Item 6.Contracts, Arrangements, Understandings or Relationships with Respect to Securities of the Issuer.

 

Reference is made to the Founders Agreement in Item 3 and the Warrants in Footnote 1 above.

 

 

 

 

CUSIP No. None

Page 6 of 7

 

Item 7.Materials to be Filed as Exhibits.

 

Exhibit 7.01 Amended and Restated Certificate of Incorporation of Mustang Bio, Inc. (formerly Mustang Therapeutics, Inc.), dated July 26, 2016, incorporated by reference to Exhibit 3.1 to the Form 10-12G filed by the Issuer with the SEC on July 28, 2016 (File No. 000-55668).*
   
Exhibit 7.02 Form of Amended and Restated Common Stock Warrant issued by Reporting Person to Dr.
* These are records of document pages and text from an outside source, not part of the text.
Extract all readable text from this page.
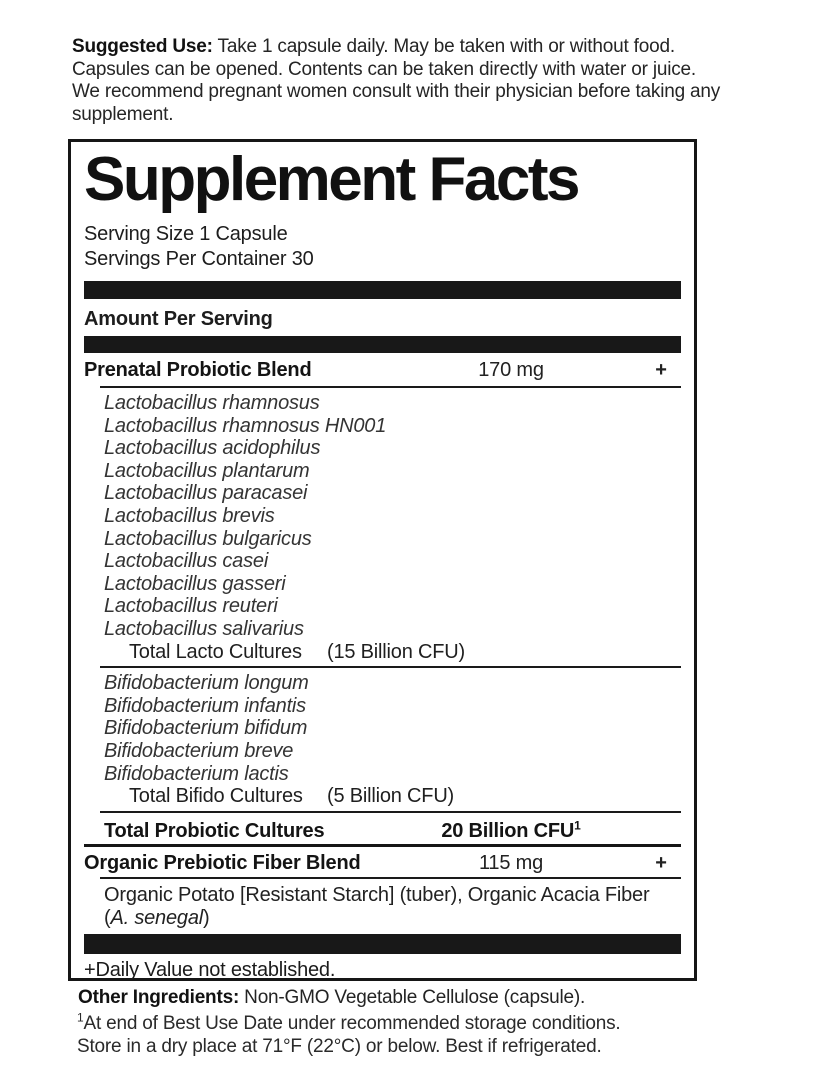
Suggested Use: Take 1 capsule daily. May be taken with or without food. Capsules can be opened. Contents can be taken directly with water or juice. We recommend pregnant women consult with their physician before taking any supplement.

Supplement Facts
Serving Size 1 Capsule
Servings Per Container 30
Amount Per Serving
Prenatal Probiotic Blend	170 mg	+
Lactobacillus rhamnosus
Lactobacillus rhamnosus HN001
Lactobacillus acidophilus
Lactobacillus plantarum
Lactobacillus paracasei
Lactobacillus brevis
Lactobacillus bulgaricus
Lactobacillus casei
Lactobacillus gasseri
Lactobacillus reuteri
Lactobacillus salivarius
Total Lacto Cultures (15 Billion CFU)
Bifidobacterium longum
Bifidobacterium infantis
Bifidobacterium bifidum
Bifidobacterium breve
Bifidobacterium lactis
Total Bifido Cultures (5 Billion CFU)
Total Probiotic Cultures	20 Billion CFU$^1$
Organic Prebiotic Fiber Blend	115 mg	+
Organic Potato [Resistant Starch] (tuber), Organic Acacia Fiber
(A. senegal)
+Daily Value not established.

Other Ingredients: Non-GMO Vegetable Cellulose (capsule).

$^1$At end of Best Use Date under recommended storage conditions.
Store in a dry place at 71°F (22°C) or below. Best if refrigerated.
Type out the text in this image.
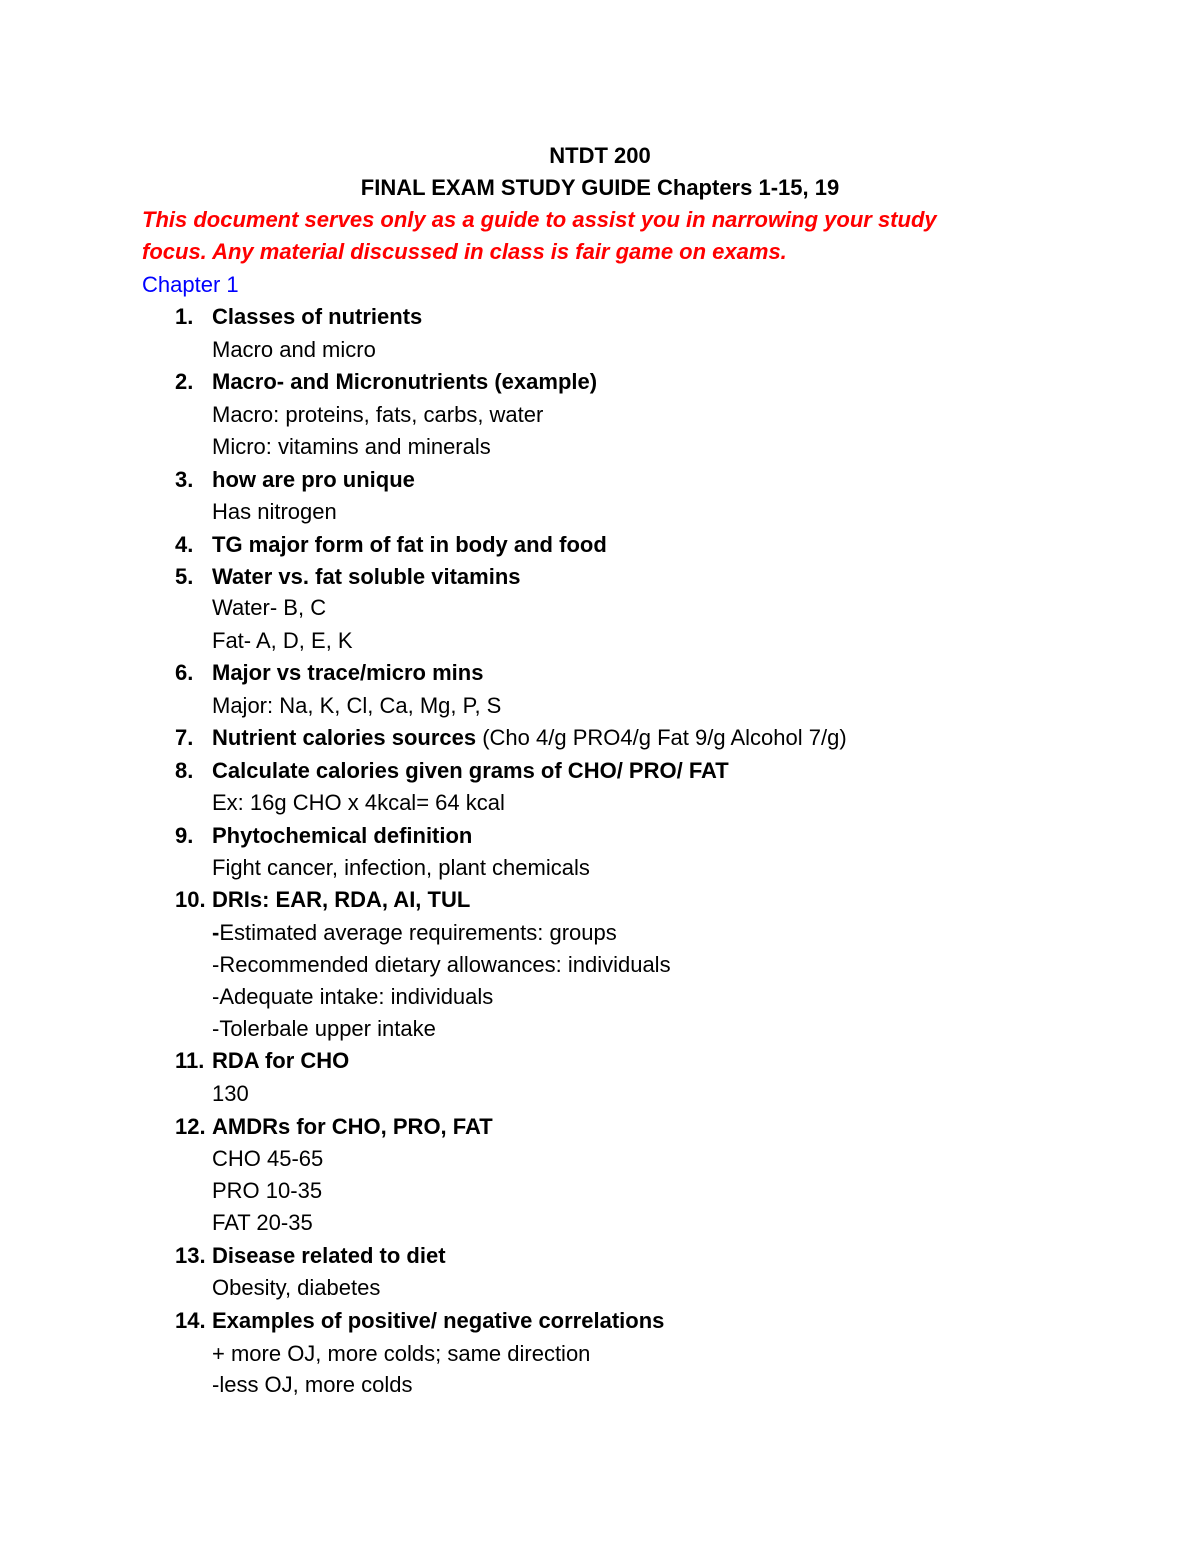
NTDT 200
FINAL EXAM STUDY GUIDE Chapters 1-15, 19
This document serves only as a guide to assist you in narrowing your study
focus. Any material discussed in class is fair game on exams.
Chapter 1
1. Classes of nutrients
Macro and micro
2. Macro- and Micronutrients (example)
Macro: proteins, fats, carbs, water
Micro: vitamins and minerals
3. how are pro unique
Has nitrogen
4. TG major form of fat in body and food
5. Water vs. fat soluble vitamins
Water- B, C
Fat- A, D, E, K
6. Major vs trace/micro mins
Major: Na, K, Cl, Ca, Mg, P, S
7. Nutrient calories sources (Cho 4/g PRO4/g Fat 9/g Alcohol 7/g)
8. Calculate calories given grams of CHO/ PRO/ FAT
Ex: 16g CHO x 4kcal= 64 kcal
9. Phytochemical definition
Fight cancer, infection, plant chemicals
10. DRIs: EAR, RDA, AI, TUL
-Estimated average requirements: groups
-Recommended dietary allowances: individuals
-Adequate intake: individuals
-Tolerbale upper intake
11. RDA for CHO
130
12. AMDRs for CHO, PRO, FAT
CHO 45-65
PRO 10-35
FAT 20-35
13. Disease related to diet
Obesity, diabetes
14. Examples of positive/ negative correlations
+ more OJ, more colds; same direction
-less OJ, more colds
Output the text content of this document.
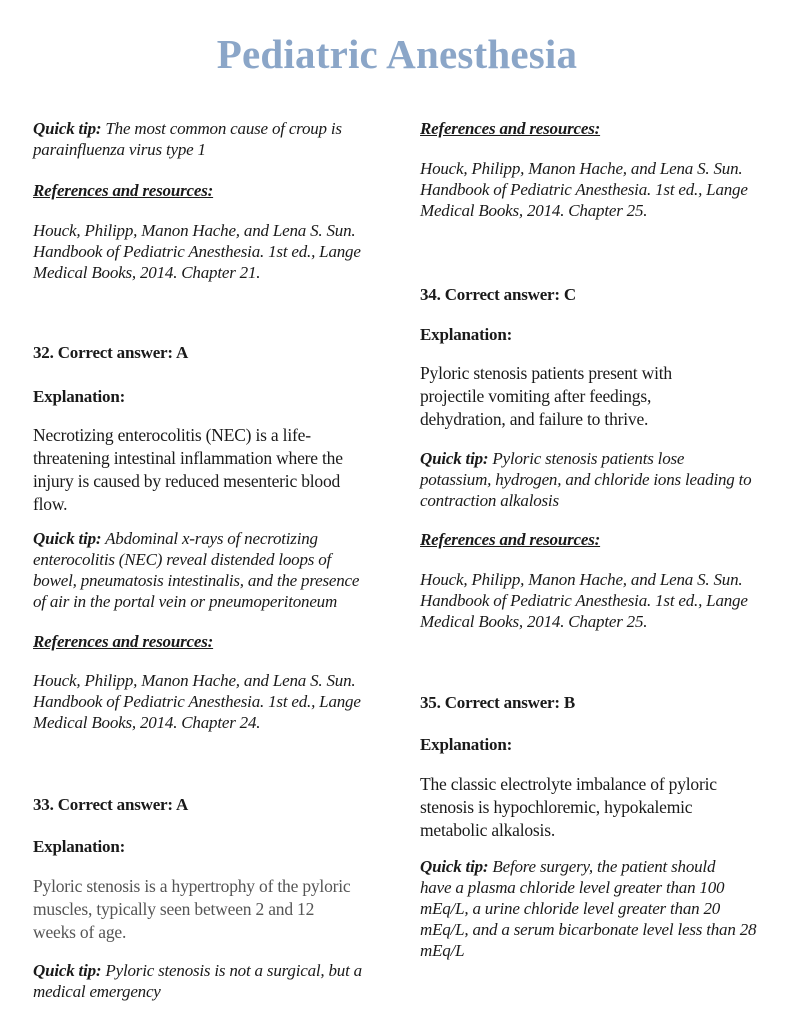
Pediatric Anesthesia
Quick tip: The most common cause of croup is
parainfluenza virus type 1
References and resources:
Houck, Philipp, Manon Hache, and Lena S. Sun.
Handbook of Pediatric Anesthesia. 1st ed., Lange
Medical Books, 2014. Chapter 21.
32. Correct answer: A
Explanation:
Necrotizing enterocolitis (NEC) is a life-
threatening intestinal inflammation where the
injury is caused by reduced mesenteric blood
flow.
Quick tip: Abdominal x-rays of necrotizing
enterocolitis (NEC) reveal distended loops of
bowel, pneumatosis intestinalis, and the presence
of air in the portal vein or pneumoperitoneum
References and resources:
Houck, Philipp, Manon Hache, and Lena S. Sun.
Handbook of Pediatric Anesthesia. 1st ed., Lange
Medical Books, 2014. Chapter 24.
33. Correct answer: A
Explanation:
Pyloric stenosis is a hypertrophy of the pyloric
muscles, typically seen between 2 and 12
weeks of age.
Quick tip: Pyloric stenosis is not a surgical, but a
medical emergency
References and resources:
Houck, Philipp, Manon Hache, and Lena S. Sun.
Handbook of Pediatric Anesthesia. 1st ed., Lange
Medical Books, 2014. Chapter 25.
34. Correct answer: C
Explanation:
Pyloric stenosis patients present with
projectile vomiting after feedings,
dehydration, and failure to thrive.
Quick tip: Pyloric stenosis patients lose
potassium, hydrogen, and chloride ions leading to
contraction alkalosis
References and resources:
Houck, Philipp, Manon Hache, and Lena S. Sun.
Handbook of Pediatric Anesthesia. 1st ed., Lange
Medical Books, 2014. Chapter 25.
35. Correct answer: B
Explanation:
The classic electrolyte imbalance of pyloric
stenosis is hypochloremic, hypokalemic
metabolic alkalosis.
Quick tip: Before surgery, the patient should
have a plasma chloride level greater than 100
mEq/L, a urine chloride level greater than 20
mEq/L, and a serum bicarbonate level less than 28
mEq/L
Rosenwald and Mr. Weiss for Issuer common stock, incorporated by reference to Exhibit 7.01 to the Schedule 13D filed by the Reporting Person with the SEC on May 26, 2017 (File No. 005-89875).*
   
Exhibit 7.03 Second Amended and Restated Founders Agreement between Fortress Biotech, Inc. and Mustang Bio, Inc., dated July 26, 2016, incorporated by reference to Exhibit 10.1 to the Form 10-12G filed by the Issuer with the SEC on July 28, 2016 (File No. 000-55668).*

 

*Previously Filed.

 

 

 

 

CUSIP No. None

Page 7 of 7

 

SIGNATURE

 

After reasonable inquiry and to the best of my knowledge and belief, I certify that the information set forth in this statement is true, complete and correct.

 

Date: May 17, 2019

 
  FORTRESS BIOTECH, INC.
     
  By: /s/ Lindsay A. Rosenwald  
  Name:   Lindsay A. Rosenwald, M.D.